Toledo native and walleye pro Ross Robertson from Bigwater Guide Service said that when the mayflies arrive, anglers just need to adjust their approach to continue to catch limits.

“You can do things different and alter your game plan, and you’ll do just fine,” Robertson said, recalling a time a few years ago when mayflies were blamed for what some considered a tough bite. “Everyone was crying that mayflies shut the bite down and it was a lost cause. We smashed the fish — and big ones — without a boat in sight the entire day. When the mayflies hit, you need to alter location and methods, just like any other time of the year.”

Captain Mike McCroskey said the walleye he has taken recently have been “loaded” with mayflies, but he is still bringing in limit catches aboard his Hawg Hanger charterboat.
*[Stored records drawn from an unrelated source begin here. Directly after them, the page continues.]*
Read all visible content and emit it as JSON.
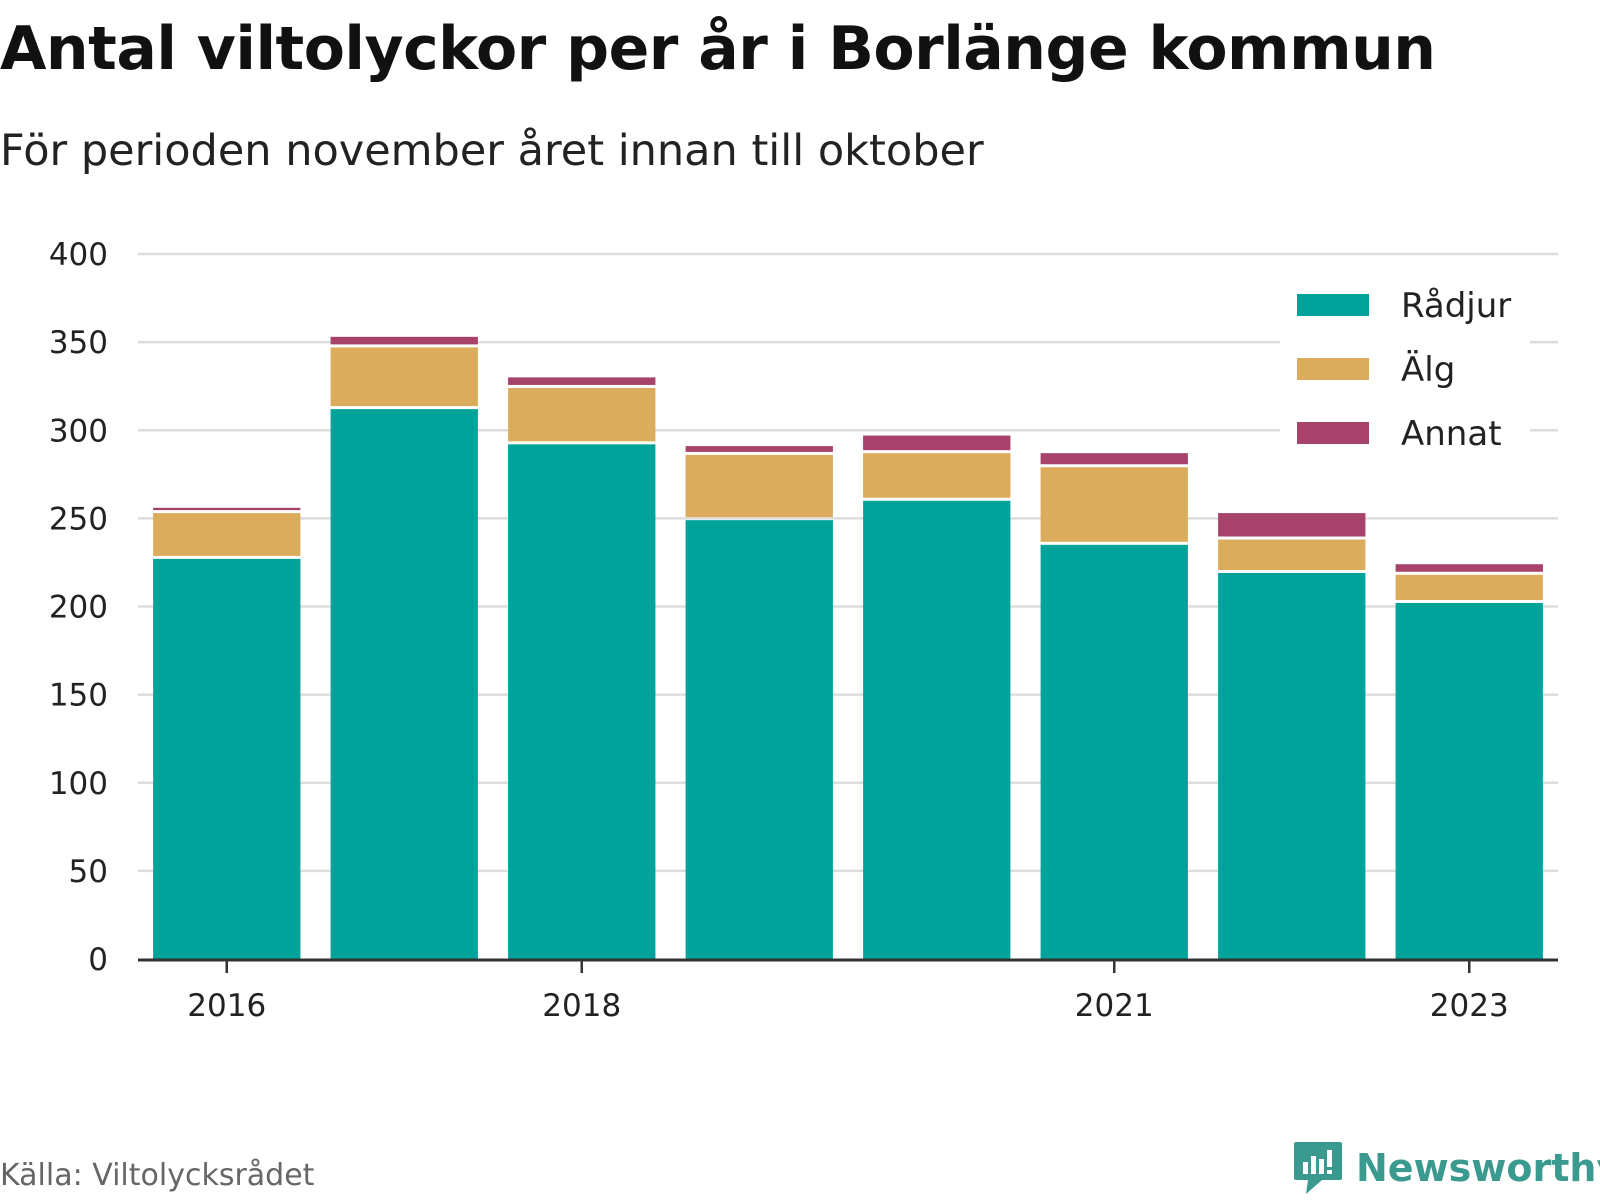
{
  "title": "Antal viltolyckor per år i Borlänge kommun",
  "subtitle": "För perioden november året innan till oktober",
  "source": "Källa: Viltolycksrådet",
  "brand": "Newsworthy",
  "colors": {
    "Rådjur": "#00a39a",
    "Älg": "#dbac5c",
    "Annat": "#a7436a",
    "grid": "#dddddd",
    "axis": "#333333",
    "brand": "#3a9a90"
  },
  "chart_data": {
    "type": "bar",
    "stacked": true,
    "title": "Antal viltolyckor per år i Borlänge kommun",
    "subtitle": "För perioden november året innan till oktober",
    "categories": [
      "2016",
      "2017",
      "2018",
      "2019",
      "2020",
      "2021",
      "2022",
      "2023"
    ],
    "x_tick_labels": [
      "2016",
      "",
      "2018",
      "",
      "",
      "2021",
      "",
      "2023"
    ],
    "series": [
      {
        "name": "Rådjur",
        "values": [
          227,
          312,
          292,
          249,
          260,
          235,
          219,
          202
        ]
      },
      {
        "name": "Älg",
        "values": [
          26,
          35,
          32,
          37,
          27,
          44,
          19,
          16
        ]
      },
      {
        "name": "Annat",
        "values": [
          3,
          6,
          6,
          5,
          10,
          8,
          15,
          6
        ]
      }
    ],
    "y_ticks": [
      0,
      50,
      100,
      150,
      200,
      250,
      300,
      350,
      400
    ],
    "ylim": [
      0,
      400
    ],
    "xlabel": "",
    "ylabel": "",
    "grid": true,
    "legend_position": "top-right"
  }
}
Captain Eric Hirzel from Erie Gold Fishing Adventures concurred, saying an adjusted approach produces walleye in the height of the mayfly hatch.

“No doubt it slows fishing, but throughout the hatches, trolling small spoons or casting mayfly rigs deeper in the water column consistently took limits through the thick of the hatches,” Hirzel said. “The upside of huge bug emergences this year is that they are providing untold tons of high-energy feed for our perch and walleye fisheries.”

On the algae front, Hirzel said the bloom appeared early and has been super-charged by the heavy rains earlier in the year flushing phosphorus into the lake and the steamy hot weather warming the water, increasing the chances for the presence of microcystin, a toxin produced by blue-green algae.

“I think for this time of year, things are pretty advanced. We've had an enormous amount of runoff and with the heat, the water temps are climbing like crazy, which points to a serious year for microcystin,” he said. “As far as catching fish in or around heavy blooms go, it doesn't appear to be a consistent advantage or disadvantage. Personally, I think it all depends where the bait is hanging out.”

Robertson said that while the algae is a huge concern as it relates to the overall health of the lake, it does not seem to impact the walleye nearly as much as it does the walleye anglers.

“I’ve fished right in the middle of the biggest algae blooms and smoked the walleye — some in algae so thick it is tough to see them in order to net the fish,” he said. “I haven’t seen any issues, except it makes the boat a mess.”

Barnhart said that on a recent holiday week outing on Lake Erie, he found the surface temperature of the lake at 82 degrees, and an abundance of algae in the water.

“It was more algae than I have ever seen at this time of year, and to me, that is clearly not good. But we trolled right through it and still got fish,” he said. “It wasn’t the real soupy stuff, but there was algae present and we were marking fish and catching fish. The algae really had zero impact on the fishing.”

Many of the charter fishermen and walleye pros expressed a belief that the optics associated with the algae are scaring off some anglers, but not the fish.

“It is absolutely stunning to hear that guys are catching fish in numbers, from West Sister Island all the way to Ashtabula, and I have never before heard of that being the case,” Barnhart said. “People overlook the fact that these fish have to eat, and with the sheer numbers of fish in the system, not every one of them has to feed every day in order for you to have an outstanding day of fishing. Despite the mayflies and the algae, the odds are in the fisherman’s corner.”